More on the Old Joke About Why Economists Make Forecasts

Jared Bernstein extends on the answer “to make the weatherman look good”:

The piece in the Times got me thinking about this question of why members of my profession are competing with weathermen for accuracy kudos. So let me count the ways: here’s a list of reasons I think economists often get it wrong.

Jared was referring to this piece:

The assumption that underlies the project is simple: people respond to incentives. If you want people to do something, you have to make it worth their while. This assumption drives virtually all of economic theory. Sure, there are already many rewards in learning: gaining understanding (of yourself and others), having mysterious or unfamiliar aspects of the world opened up to you, demonstrating mastery, satisfying curiosity, inhabiting imaginary worlds created by others, and so on. Learning is also the route to more prosaic rewards, like getting into good colleges and getting good jobs. But these rewards are not doing the job. If they were, children would be doing better in school. The logic of the plan reveals a second assumption that economists make: the more motives the better. Give people two reasons to do something, the thinking goes, and they will be more likely to do it, and they’ll do it better, than if they have only one. Providing some cash won’t disturb the other rewards of learning, rewards that are intrinsic to the process itself. They will only provide a little boost. Mr. Fryer’s reward scheme is intended to add incentives to the ones that already exist. Unfortunately, these assumptions that economists make about human motivation, though intuitive and straightforward, are false. In particular, the idea that adding motives always helps is false. There are circumstances in which adding an incentive competes with other motives and diminishes their impact. Psychologists have known this for more than 30 years.
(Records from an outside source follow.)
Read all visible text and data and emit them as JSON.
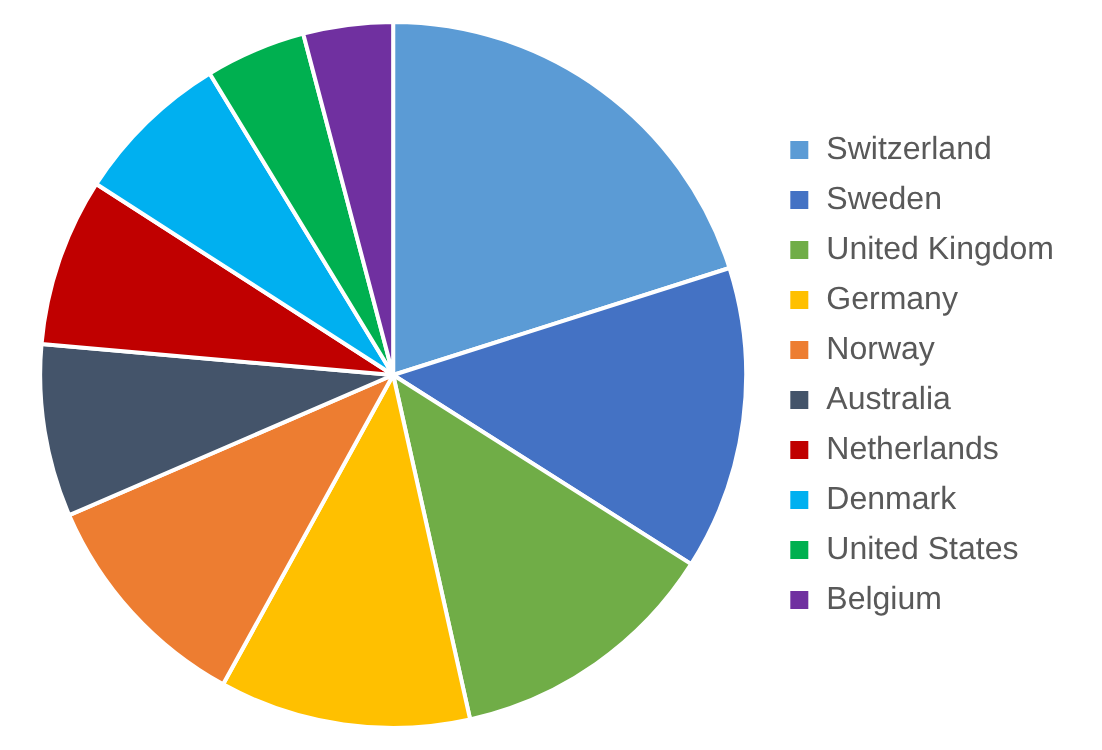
{
  "chart_data": {
    "type": "pie",
    "categories": [
      "Switzerland",
      "Sweden",
      "United Kingdom",
      "Germany",
      "Norway",
      "Australia",
      "Netherlands",
      "Denmark",
      "United States",
      "Belgium"
    ],
    "values": [
      20.1,
      13.9,
      12.5,
      11.5,
      10.5,
      7.9,
      7.7,
      7.2,
      4.6,
      4.1
    ],
    "colors": [
      "#5b9bd5",
      "#4472c4",
      "#70ad47",
      "#ffc000",
      "#ed7d31",
      "#44546a",
      "#c00000",
      "#00b0f0",
      "#00b050",
      "#7030a0"
    ],
    "legend": "right"
  }
}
Jared adds four other pieces of baggage that we often carry around with us when we try to forecase the future:

There are other things economists do well. Our empirical methods, in the right hands, can be highly informative and useful. But, like Yogi said, prediction is hard, especially when it comes to the future. When you’re carrying all this baggage along with you, it’s even harder.
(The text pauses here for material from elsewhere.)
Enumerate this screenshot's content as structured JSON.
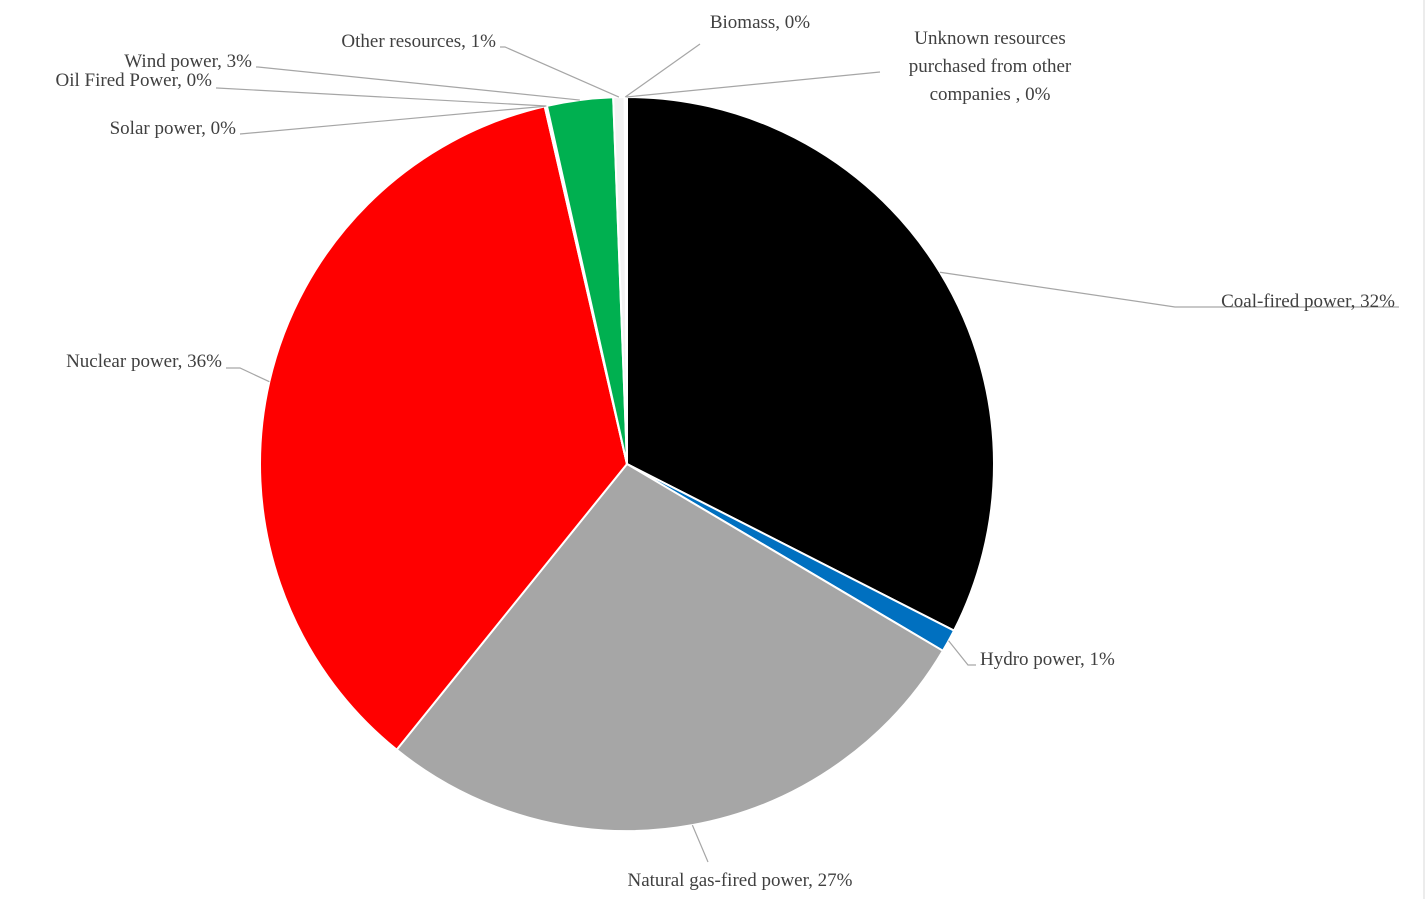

I don’t even try to forecast. And if I did try forecasting something like the stock price of a company, most of my friends would likely short sell the stocks that I think will do well. But the local weatherman is saying the Fourth in LA will be hot and sunny. You think?

Update: William Polley comes to the defense of traditional economics in a post entitled Does Tiger Woods ever play golf just for fun?. After a lot of reflection on the op-ed by Barry Schwartz, Bill answers his rhetorical question:

Would Tiger Woods play more golf than he does now if he was only doing it for fun and there was no financial reward? Probably not. So Tiger Woods appears to be responding in a standard economic way to the incentives, but the children in the study are not. What gives?
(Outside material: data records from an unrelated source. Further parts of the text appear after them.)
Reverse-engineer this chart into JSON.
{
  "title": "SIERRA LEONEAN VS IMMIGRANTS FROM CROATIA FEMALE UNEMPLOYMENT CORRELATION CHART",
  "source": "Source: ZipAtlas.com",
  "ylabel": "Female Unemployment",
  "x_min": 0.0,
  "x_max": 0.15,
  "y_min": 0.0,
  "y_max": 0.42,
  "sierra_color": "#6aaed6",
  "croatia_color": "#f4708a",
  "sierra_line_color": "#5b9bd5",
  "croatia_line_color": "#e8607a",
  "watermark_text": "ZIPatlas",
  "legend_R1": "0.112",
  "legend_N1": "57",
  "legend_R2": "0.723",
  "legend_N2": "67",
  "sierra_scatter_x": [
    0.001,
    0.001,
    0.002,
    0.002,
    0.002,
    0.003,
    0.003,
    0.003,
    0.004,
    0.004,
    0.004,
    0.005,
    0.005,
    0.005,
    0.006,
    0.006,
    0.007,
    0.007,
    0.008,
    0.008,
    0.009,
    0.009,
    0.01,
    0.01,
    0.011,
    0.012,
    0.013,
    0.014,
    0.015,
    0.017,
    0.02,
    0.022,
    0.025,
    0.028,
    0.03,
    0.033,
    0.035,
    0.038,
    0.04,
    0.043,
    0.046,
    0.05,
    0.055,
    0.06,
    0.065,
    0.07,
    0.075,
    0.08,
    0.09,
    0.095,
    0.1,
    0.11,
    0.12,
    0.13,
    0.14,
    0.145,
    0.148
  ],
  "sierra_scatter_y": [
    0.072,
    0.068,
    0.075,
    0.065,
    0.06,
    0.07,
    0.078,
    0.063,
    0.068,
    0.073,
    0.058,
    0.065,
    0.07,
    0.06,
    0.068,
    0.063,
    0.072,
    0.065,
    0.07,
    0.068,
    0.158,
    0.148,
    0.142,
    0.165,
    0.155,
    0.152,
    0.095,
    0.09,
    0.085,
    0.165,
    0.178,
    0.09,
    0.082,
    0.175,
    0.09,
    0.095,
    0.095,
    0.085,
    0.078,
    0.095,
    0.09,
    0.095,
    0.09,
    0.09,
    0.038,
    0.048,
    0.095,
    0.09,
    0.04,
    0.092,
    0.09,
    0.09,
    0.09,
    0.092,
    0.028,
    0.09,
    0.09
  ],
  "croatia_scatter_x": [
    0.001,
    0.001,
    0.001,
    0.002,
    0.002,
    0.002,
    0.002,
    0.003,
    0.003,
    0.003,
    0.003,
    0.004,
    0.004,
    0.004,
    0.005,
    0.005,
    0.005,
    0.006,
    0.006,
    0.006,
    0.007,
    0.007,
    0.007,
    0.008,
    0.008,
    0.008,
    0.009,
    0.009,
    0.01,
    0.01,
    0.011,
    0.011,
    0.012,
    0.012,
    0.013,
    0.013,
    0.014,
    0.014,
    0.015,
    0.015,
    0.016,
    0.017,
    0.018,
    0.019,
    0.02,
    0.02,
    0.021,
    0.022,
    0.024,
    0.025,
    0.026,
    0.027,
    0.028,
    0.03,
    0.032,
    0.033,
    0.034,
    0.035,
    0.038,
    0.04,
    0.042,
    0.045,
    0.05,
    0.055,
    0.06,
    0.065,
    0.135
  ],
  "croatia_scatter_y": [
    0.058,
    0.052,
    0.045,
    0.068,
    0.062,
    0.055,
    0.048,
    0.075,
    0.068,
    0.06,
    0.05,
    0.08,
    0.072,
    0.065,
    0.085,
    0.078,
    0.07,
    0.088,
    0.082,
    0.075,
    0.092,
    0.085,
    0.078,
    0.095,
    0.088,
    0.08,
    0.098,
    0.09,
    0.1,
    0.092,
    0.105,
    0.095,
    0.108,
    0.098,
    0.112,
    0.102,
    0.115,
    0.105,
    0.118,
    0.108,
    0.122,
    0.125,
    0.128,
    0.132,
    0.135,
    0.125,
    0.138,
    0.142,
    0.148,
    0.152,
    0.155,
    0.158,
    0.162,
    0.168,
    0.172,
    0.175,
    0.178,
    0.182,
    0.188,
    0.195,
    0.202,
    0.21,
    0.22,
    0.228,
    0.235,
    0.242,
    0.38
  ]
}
Hmm. Nursery school children don’t have to make choices as to the allocation of their scarce time which would fundamentally impact the economic well being of their families. But adults do. Hey, I would love to run more but my talents aren’t such that I could make a living doing so. Alas, the talents that pay me involve sitting at a keyboard writing. Then again – I’m not paid to blog so one does have to wonder why I’m doing so right day and not running down some Los Angeles trail. Oh wait – it’s that weather thing again. If only we had an air conditioned indoor mall with a track around it.